Coca-Cola was named the 2013 Cannes Creative Marketer of the Year under his stewardship; it was also the Ad Age Marketer of the Year in 2011. “Share a Coke” was launched during his watch but the campaign got its start in Australia and had to overcome “a great deal of nervousness” in Atlanta, according to the company's own recounting of how the effort got started. That said, there was no stopping it once it did.

Tony Pace, who joined Subway in 2006 as CMO of the advertising fund and was named CMO for the entire company in 2012, announced that he would leave the company on Sept. 30 to launch his own marketing company, Cerebral Graffiti — a move he said he’d been contemplating for “a while,” as the Chicago Tribunereported.

But “Pace's departure came just as the reputation of Subway's longtime advertising powerhouse, [Jared] Fogle, started blowing up over child pornography charges. Fogle starred in ads for the company for about 15 years after famously losing roughly 245 pounds on a diet of Subway sandwiches,” Hadley Malcolm reminds us in USA Today. Fogle was convicted and sentenced to a 15-year term in prison last month.

“Joe is a very capable guy. I wish him well in his new role,” Pace tellsAd Age’s Jessica Wohl.

“Mr. Tripodi said the Subway brand will take some time to bounce back from the crisis with Mr. Fogle,” writes Suzanne Vranica for the Wall Street Journal. “The company has to ‘rebuild its personality and focus on other things,’ he said. ‘I think that will start to put a different sheen on the brand.’”

He also told Vranica that part of the attraction of the opportunity is that Subway is a private company. “You don’t have the quarterly Wall Street hysteria to deal with,” he said. Plus, “Subway offers consumers the ability to select healthier food options, a key problem facing many companies as eating habits dramatically shift. He pointed to Subway’s marketing that focuses on the theme ‘Eat Fresh.’”

But “even before the Jared Fogle scandal, Subway was falling out of interest with customers who have turned to various new casual dining experiences,” points out Gerri Hastley for Business Pundit. Those include Jimmy John’s Gourmet Sandwiches and Chipotle Mexican Grill, reports Bloomberg’s Leslie Patton.

“As customers seek more natural foods, Subway is working to maintain its image as the healthy fast-food option. In October, Subway said it was switching to meat raised without antibiotics next year in the U.S.,” Patton writes.

“Tripodi’s task will be significant,” says Jonathan Maze in Nation’s Restaurant News, while pointing out that it is the world’s largest restaurant chain by unit count, with more than 44,000 locations. 

“It has a massive ad budget that enables the company to easily outspend all of its sandwich rivals,” Maze writes.

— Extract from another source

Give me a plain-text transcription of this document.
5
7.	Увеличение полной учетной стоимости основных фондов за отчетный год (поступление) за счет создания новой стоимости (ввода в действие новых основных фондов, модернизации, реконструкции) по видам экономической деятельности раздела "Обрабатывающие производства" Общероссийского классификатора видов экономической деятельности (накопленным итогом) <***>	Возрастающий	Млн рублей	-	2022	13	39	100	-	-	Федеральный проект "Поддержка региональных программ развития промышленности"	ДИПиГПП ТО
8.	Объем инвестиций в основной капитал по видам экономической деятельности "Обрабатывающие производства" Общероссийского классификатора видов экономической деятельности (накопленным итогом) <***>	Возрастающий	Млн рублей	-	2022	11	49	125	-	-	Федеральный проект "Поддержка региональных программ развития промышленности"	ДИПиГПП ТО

In late August, CAO Carroll hired Omnicom’s BBDO to replace Boston-based MMB, which had created Subway ads for about a decade, as Vranica reported for the Wall Street Journal. “Subway said it will reduce its reliance on pitchmen to promote its brand, and will instead put more emphasis on the company’s products,” she wrote.

On the other hand, it recently increased its reliance on tape measures, which it is using to ensure that its “footlong” concoctions are indeed 12 inches long. That initiative was announced in October to settle a class-action suit. 

Never a dull day at Doctor’s Associates, Inc., Subway’s parent company.